I’ve noticed that I have slid back into my grumpy old man mindset lately with the last few blogs, complaining about my Cold War childhood and having to shovel snow all winter. So it is time to talk about what this blog was originally intended for in the first place, to discuss my art and writing. I started drawing in the fourth grade and eventually became a modestly successful graphic artist and illustrator over the years, up until my forced retirement. For the last nine years I have reinvented myself as a children’s museum exhibit painter, science fiction novelist and an occasional cartoonist, building on works that I started more then 45 years ago. I never made much money from cartooning then and I certainly am not going to make any money now. But that doesn’t stop me from scratching that cartooning itch that affects me when I least expect it.
Back about 1990 when my son Rob was quite young, like a lot of youngsters, he became interested in Dinosaurs.
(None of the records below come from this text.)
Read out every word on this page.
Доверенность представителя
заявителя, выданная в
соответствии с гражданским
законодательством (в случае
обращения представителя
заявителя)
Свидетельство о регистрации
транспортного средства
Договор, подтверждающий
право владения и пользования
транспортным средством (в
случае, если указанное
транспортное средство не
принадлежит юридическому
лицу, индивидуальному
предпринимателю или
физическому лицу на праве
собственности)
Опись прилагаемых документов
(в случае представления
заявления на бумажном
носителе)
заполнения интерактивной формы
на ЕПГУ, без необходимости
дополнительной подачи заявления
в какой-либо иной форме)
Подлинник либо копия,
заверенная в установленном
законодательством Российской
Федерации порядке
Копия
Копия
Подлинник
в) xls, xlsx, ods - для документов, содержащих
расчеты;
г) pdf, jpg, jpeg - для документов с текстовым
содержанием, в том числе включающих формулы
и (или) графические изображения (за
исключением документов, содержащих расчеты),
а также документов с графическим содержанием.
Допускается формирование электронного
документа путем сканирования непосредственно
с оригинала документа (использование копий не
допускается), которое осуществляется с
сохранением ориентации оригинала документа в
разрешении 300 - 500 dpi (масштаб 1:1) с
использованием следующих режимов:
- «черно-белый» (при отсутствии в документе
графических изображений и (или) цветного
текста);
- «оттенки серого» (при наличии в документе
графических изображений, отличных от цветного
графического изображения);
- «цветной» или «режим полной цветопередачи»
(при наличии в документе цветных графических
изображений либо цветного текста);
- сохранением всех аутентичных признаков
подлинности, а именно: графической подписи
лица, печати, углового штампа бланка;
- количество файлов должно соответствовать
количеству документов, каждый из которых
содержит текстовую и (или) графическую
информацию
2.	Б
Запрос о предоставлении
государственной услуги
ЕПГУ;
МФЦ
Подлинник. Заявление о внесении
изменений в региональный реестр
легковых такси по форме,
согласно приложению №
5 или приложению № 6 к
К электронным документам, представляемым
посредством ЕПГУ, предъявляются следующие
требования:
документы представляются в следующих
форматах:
We were able to indulge him with trips to museums, fossil digs and me doing a few paintings of Dinosaurs. I also began to develop a Dino cartoon strip. It was on the heels of a long-time science fiction cartoon strip by me, so I was familiar with the process. Back then, I roughed out some characters from different Dino species and threw them together for occasionally funny interactions, I drew some 50 individual strips and sent them out for a proposed book, but actually, nothing much happened. So I put them aside on my ancient computer and they languished in a half-forgotten file. During a much needed art studio update and clean-up three years ago, I came upon some old print-outs of my early work and wondered if it would be worthwhile to take a second look at the cartoons.
After reading some new books about Dinosaurs and Mammals, I decided to make my old, roughly drawn characters, anatomically accurate, and that has come with a number of challenges. Some dinosaurs are large, quite tall and extremely long, not exactly fitting smoothly into a square cartoon panel. Accurate Dino drawings also don’t look very humorous and I had to find small ways to modify their faces and other features without getting too far from reality. Now that they have been drawn, (with continuing modifications), I will plug them into the original cartoons that I did a long time ago and see where it goes. Who knows, maybe I will finally get them published, 30 years after I started them.